По спине женщины пробежал холодок.
— А вы сомневались в нём, отец мой?
— Сомнения свойственны молодости, — несмотря на явную усталость, его взгляд, казалось, пронизывал Дилану насквозь. — Старости больше подобает знание, но это твоё решение и я не хотел бы угадывать его. Произнеси то, что сочтешь нужным, а боги даруют мне силу отделить искренность от притворства.
— Боги вечны. Империя вечна, — она многозначительно помолчала. — А люди… люди смертны. Рано или поздно любой окончит свой жизненный путь. Я служу…
— Императору? — подсказал Борох.
— Идее, — возразила она чуточку резко, но сейчас эта резкость была вполне уместна. — Империи и тому пути, который указан ей богом. Не стану скрывать, отец мой, Унгарт не вызывает у меня брезгливости или ненависти, по-своему он неизменно был со мной честен, часто — добр. Только вот доброта — не лучшее качество настоящего лидера. А Империи сейчас нужен человек, умеющий видеть цель… и перешагивать через препятствия.
— Вот как?
Бороху слова Диланы понравились больше, чем если бы она начала рассыпаться в уверениях бесконечной преданности и готовности в любой момент перерезать глотку любому, от Унгарта до собственной матери. Старик неплохо разбирался в людях и понимал, что право на доверие леди Танжери пока что не заработала, но первый шаг сделан. Сейчас она выбирает сторону, за которую придётся сражаться… он был уверен, что правильно угадал ход её мыслей.
С одной стороны Император — человек, уже не раз оказывавший волшебнице покровительство, но и не стесняющийся пользоваться её услугами, в том числе и в делах, после которых перчатки не остаются чистыми. Доверенные лица правителей редко отличаются долгожительством, сумма накопленных знаний постепенно делает их опасными для господина.
С другой стороны — возможные перемены. И дело не только в перемене хозяина, куда важнее — перемена статуса. Из слуги Дилана может стать соратником, а это иной уровень.
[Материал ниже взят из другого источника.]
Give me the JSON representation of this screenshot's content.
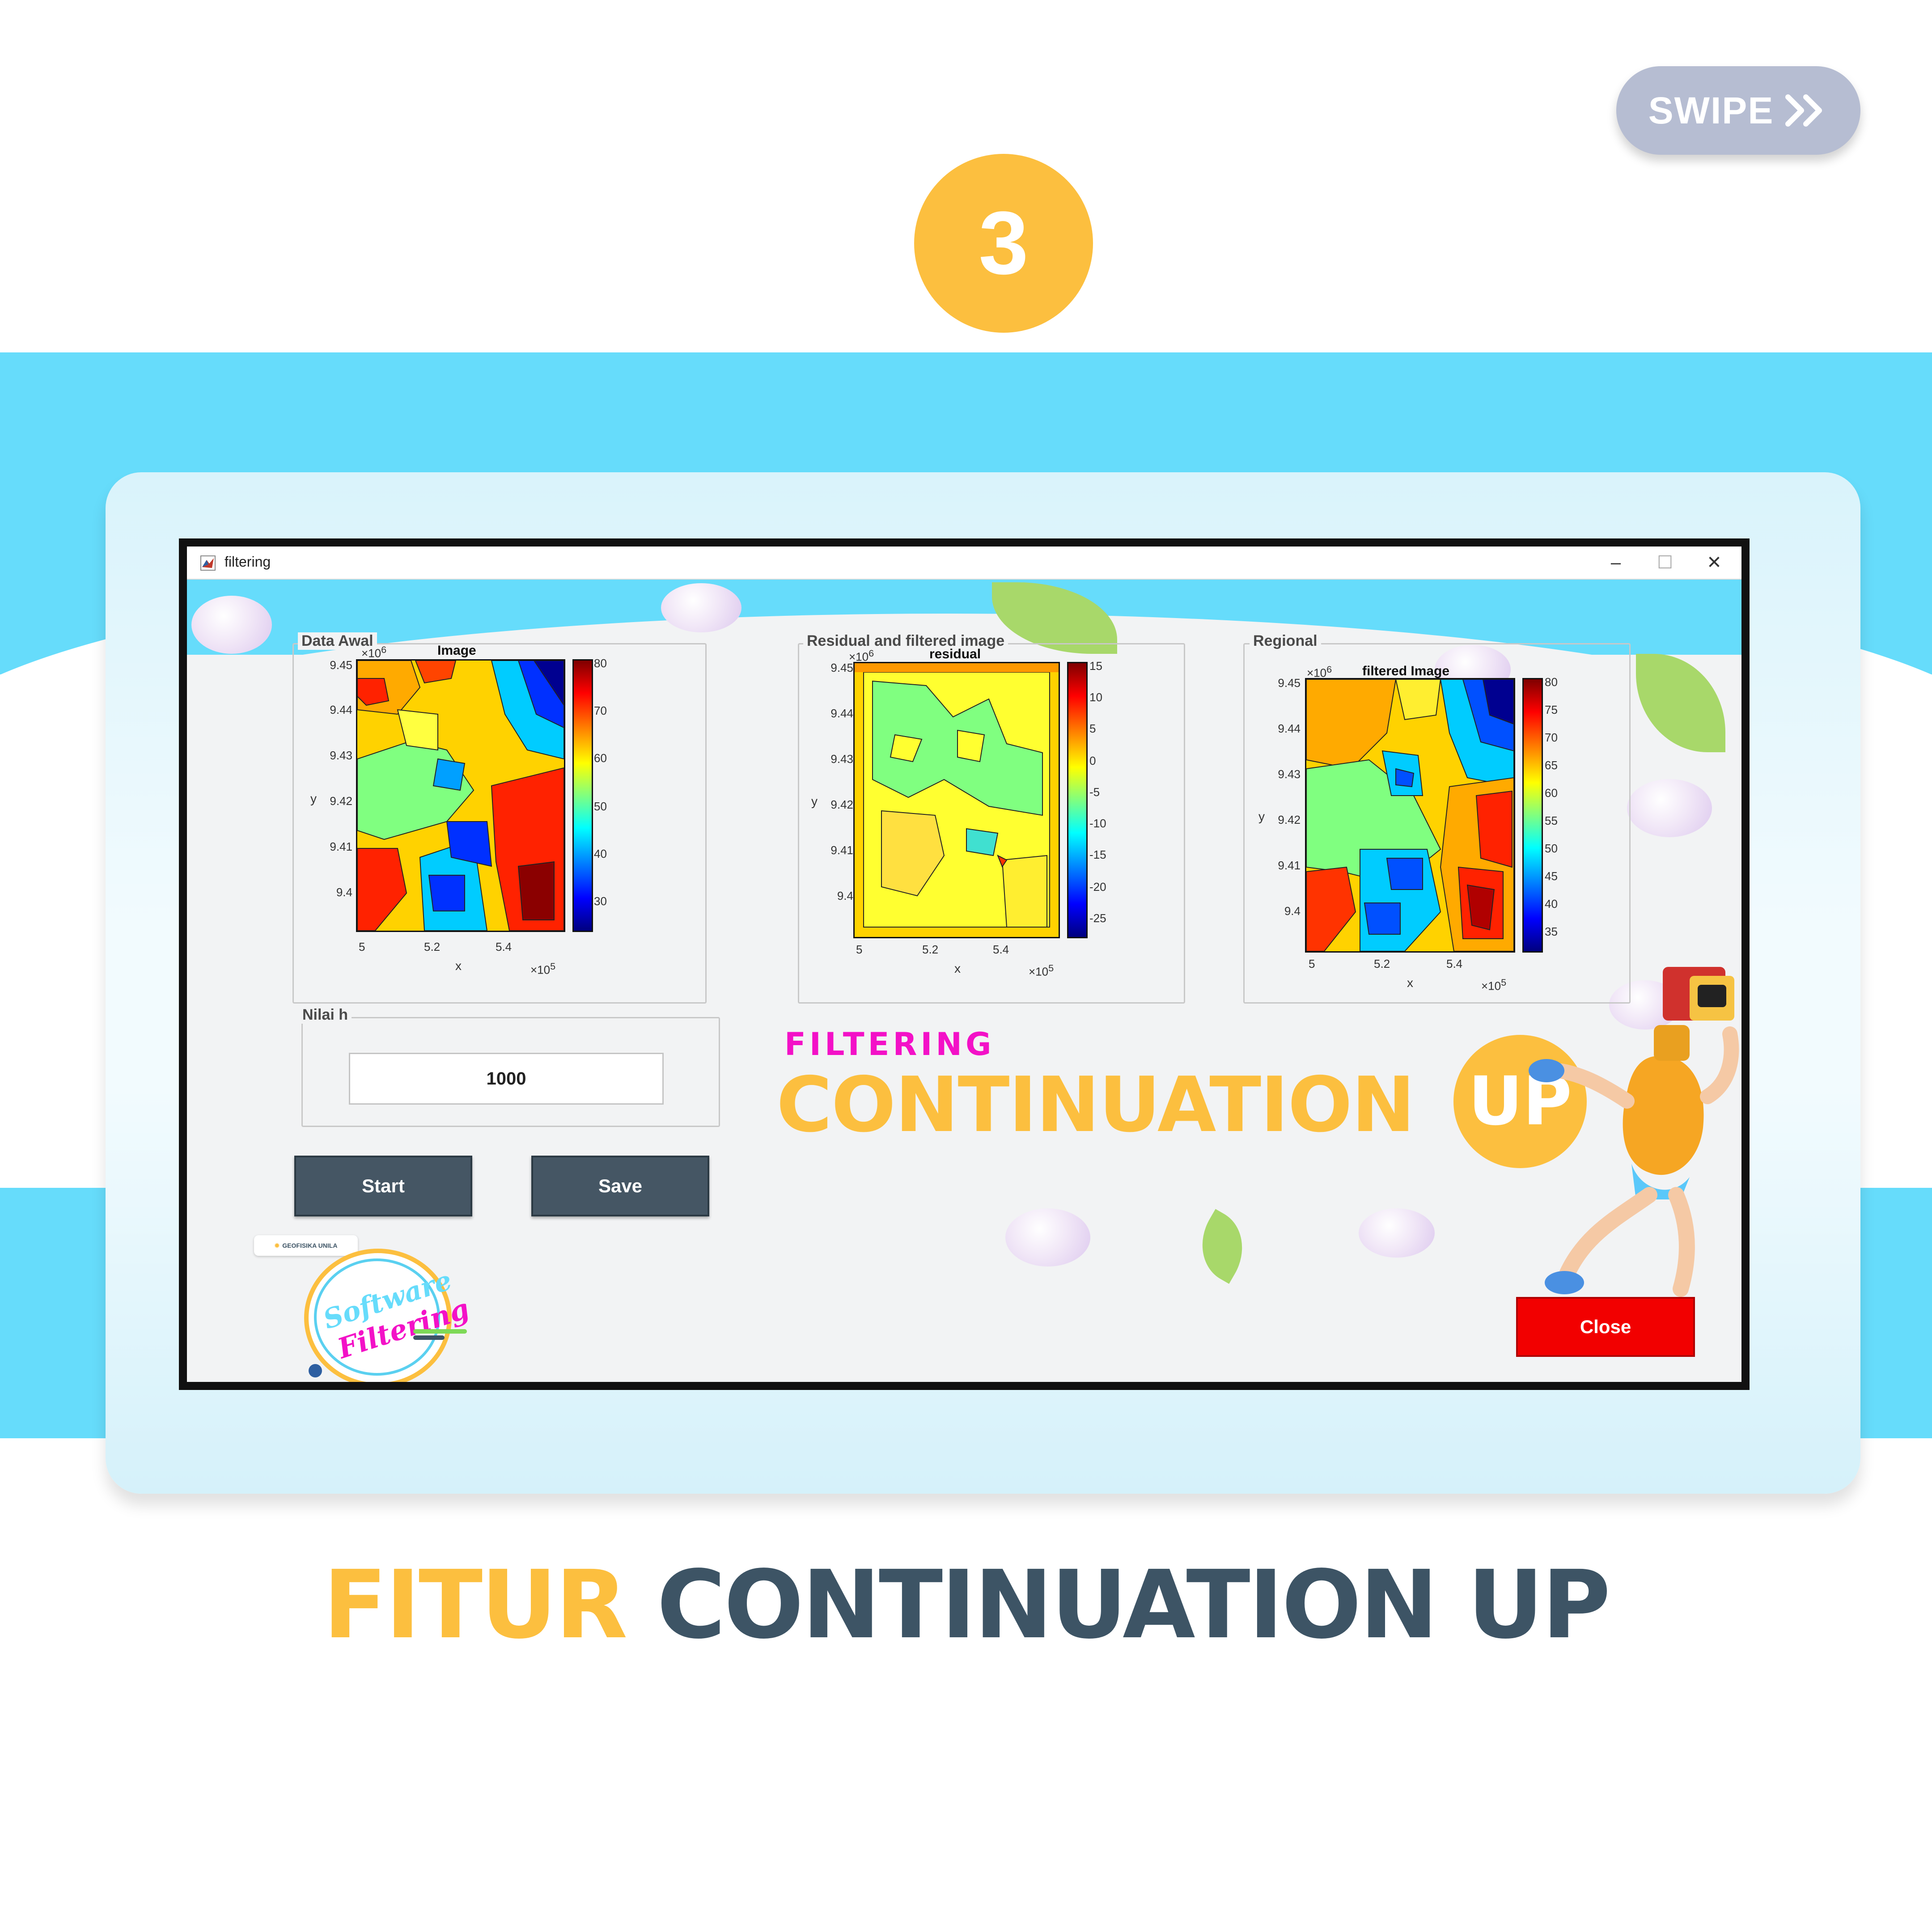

Хотя сильные соратники также могут рассматриваться как угроза, мудрый правитель понимает, что в деле управления государством необходимо на кого-то опираться, попросту невозможно держать все нити в одних руках. В своё время Император допустил ошибку — наделив Дилану изрядными полномочиями, он, в то же время, так и не приблизил её к себе настолько, чтобы считать опорой трона. Личная убийца, карающий клинок, исполнительница для щекотливых поручений, глаза и уши — всё это составляет блестящую карьеру для слуги, но мало для соратника. Император упустил леди Танжери — а ведь эта женщина хочет и, что важнее, способна достичь большего.
Поначалу она будет присматриваться, будет оценивать каждый шаг новых соратников, и не раз станет искать возможность изменить ситуацию в свою пользу, пусть и за счёт тех, кто идет с ней по одному пути. Но это преходяще… Борох понимал, что если дать этой женщине то, что она заслуживает, её верность станет непоколебима. Только глупцы и распространители придворных сплетен (кое кому из которых давно пора бы укоротить языки, по возможности — по самую шею) называют леди Танжери подлой сукой. Всё не так — она, очевидно, не образец добродетели, но склонна следовать собственным, достаточно жёстким принципам… а уж от него, Бороха, зависит, чтобы эти принципы соответствовали интересам задуманного дела.
Галера в очередной раз рухнула в пропасть меж волн, глаза Диланы округлились, тело дрогнуло, рука метнулась к губам, словно рассчитывая остановить неудержимый спазм. Резко пахнуло кислым. Борох, и без того страдающий от качки, не выдержал и метнулся к крошечной дверце, скрывавшей роскошь, почти недоступную на боевом корабле — личный гальюн. Правда, сделал это он продуманно, ни на миг не выпуская леди Танжери из поля зрения — рано для доверия, рано. Хлопнула дверь, послышались стоны и звуки рвоты.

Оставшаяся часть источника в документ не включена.